Né le 27 septembre 1816 à Munster (Haut-Rhin), mort le 6 avril 1900 à Saint-Amarin (Haut-Rhin).
Son père, après avoir été hussard de la Grande Armée, était devenu ouvrier chez Hartmann, à Munster. Il fit ses études primaires à Munster, de 1822 jusque vers 1829, puis apprit lui-même les sciences naturelles, la chimie, les littératures allemande et française. Il fut employé à la filature Hartmann, de Munster, de 1830 à 1878 (?). Il publia de nombreuses poésies en langue allemande, surtout des légendes vosgiennes.
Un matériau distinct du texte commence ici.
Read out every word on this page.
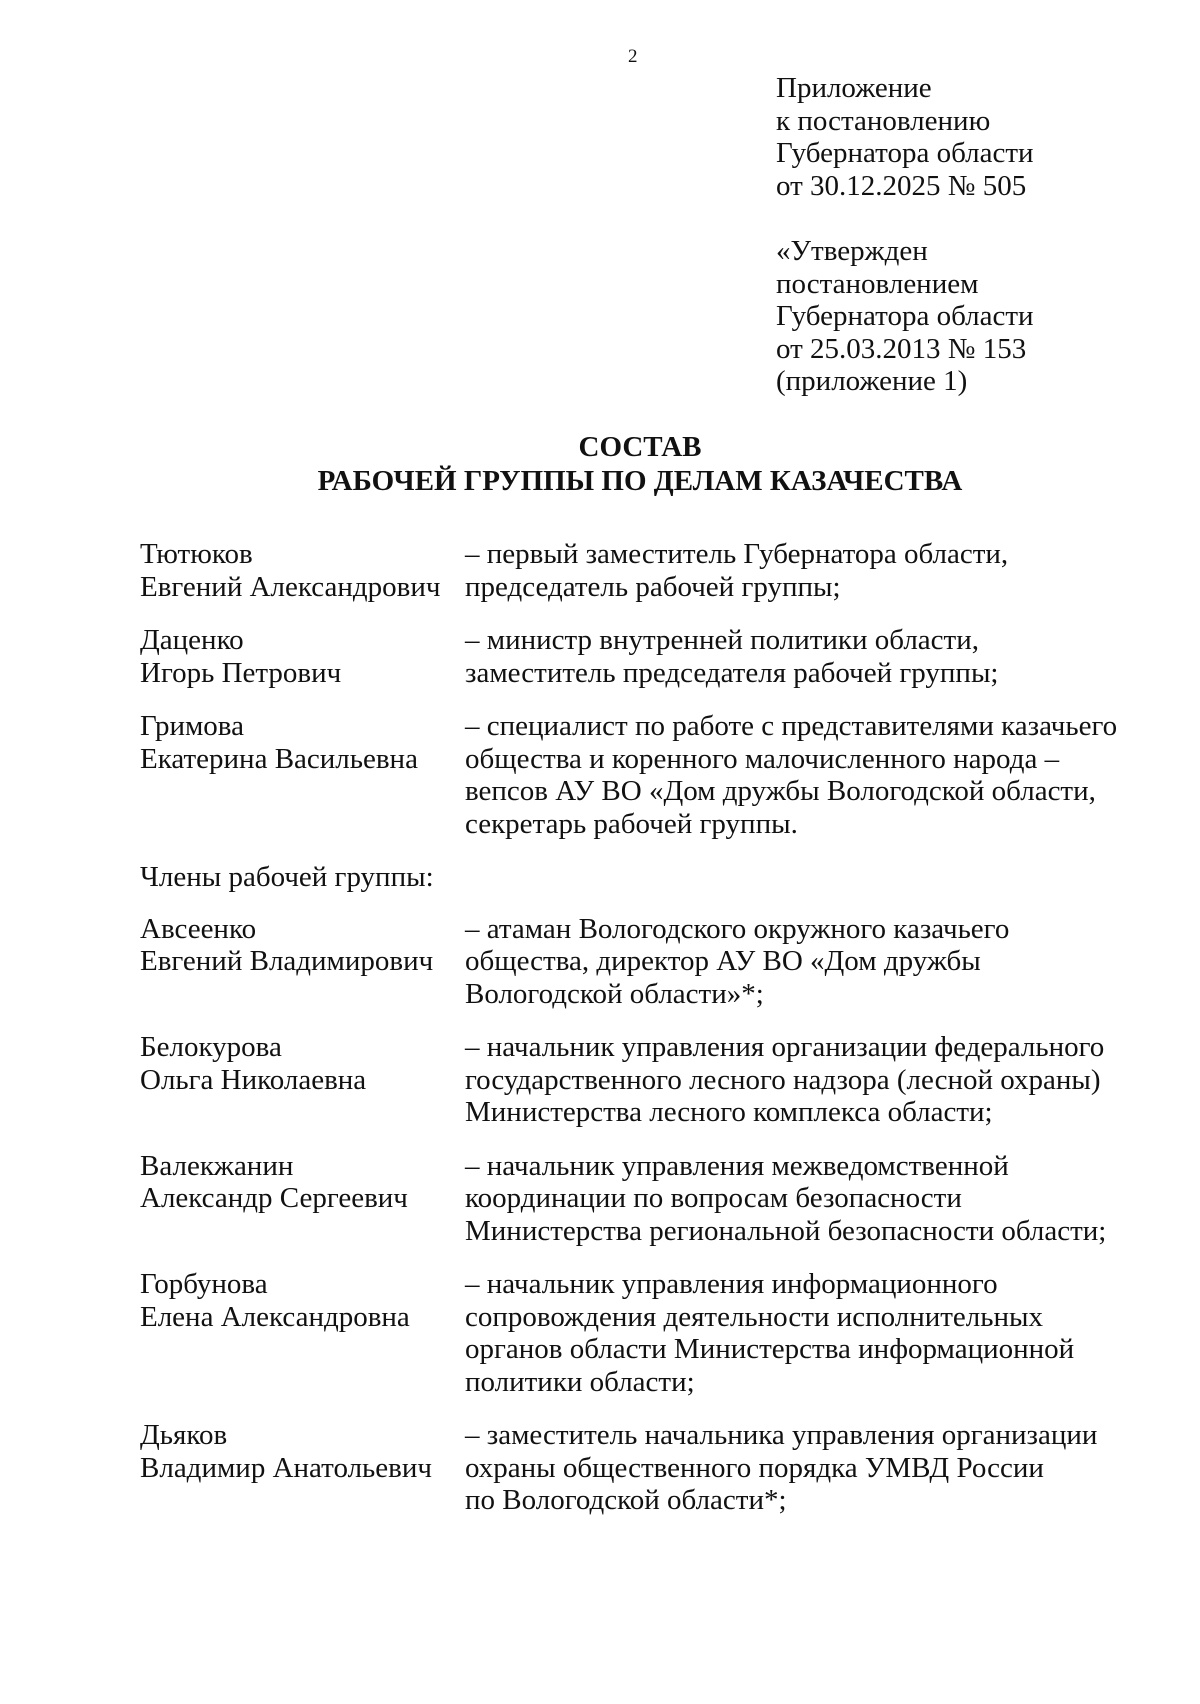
2
Приложение
к постановлению
Губернатора области
от 30.12.2025 № 505
«Утвержден
постановлением
Губернатора области
от 25.03.2013 № 153
(приложение 1)
СОСТАВ
РАБОЧЕЙ ГРУППЫ ПО ДЕЛАМ КАЗАЧЕСТВА
Тютюков
Евгений Александрович
– первый заместитель Губернатора области,
председатель рабочей группы;
Даценко
Игорь Петрович
– министр внутренней политики области,
заместитель председателя рабочей группы;
Гримова
Екатерина Васильевна
– специалист по работе с представителями казачьего
общества и коренного малочисленного народа –
вепсов АУ ВО «Дом дружбы Вологодской области,
секретарь рабочей группы.
Члены рабочей группы:
Авсеенко
Евгений Владимирович
– атаман Вологодского окружного казачьего
общества, директор АУ ВО «Дом дружбы
Вологодской области»*;
Белокурова
Ольга Николаевна
– начальник управления организации федерального
государственного лесного надзора (лесной охраны)
Министерства лесного комплекса области;
Валекжанин
Александр Сергеевич
– начальник управления межведомственной
координации по вопросам безопасности
Министерства региональной безопасности области;
Горбунова
Елена Александровна
– начальник управления информационного
сопровождения деятельности исполнительных
органов области Министерства информационной
политики области;
Дьяков
Владимир Анатольевич
– заместитель начальника управления организации
охраны общественного порядка УМВД России
по Вологодской области*;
Bresch dirigeait le cercle phalanstérien de Munster en 1846. Il recevait plusieurs exemplaires de Démocratie pacifique, par son parent Bicking*, de Colmar. Il publiait des poèmes politiques dans la Volksrepublik de Colmar, entre 1849 et 1851. Beaucoup figurent dans le recueil Zeitstimmen (Munster, Nitschal impr., 1850). Il correspondait en 1850, avec les rédacteurs de la Volksrepublik, Schmitt et Schuler. Quelques-unes de ces lettres sont reproduites dans le livre de Bopp.
Bresch n’eut plus aucune activité politique après le coup d’État du 2 décembre 1851. Voir Jaenger Pierre*

Pour citer cet article :
https://maitron.fr/spip.php?article27579, notice BRESCH Jean , version mise en ligne le 20 février 2009, dernière modification le 8 août 2021.

SOURCES : M.-J. Bopp, Johan Bresch, der Sânger des Münstertales (1816-1900). Ein Beitrag zur elsâssischen Sagenforschung, Colmar, Alsatia, éditeur, 1930, in-8°, 86 pages, plus photographie hors-texte, tiré à 100 exemplaires.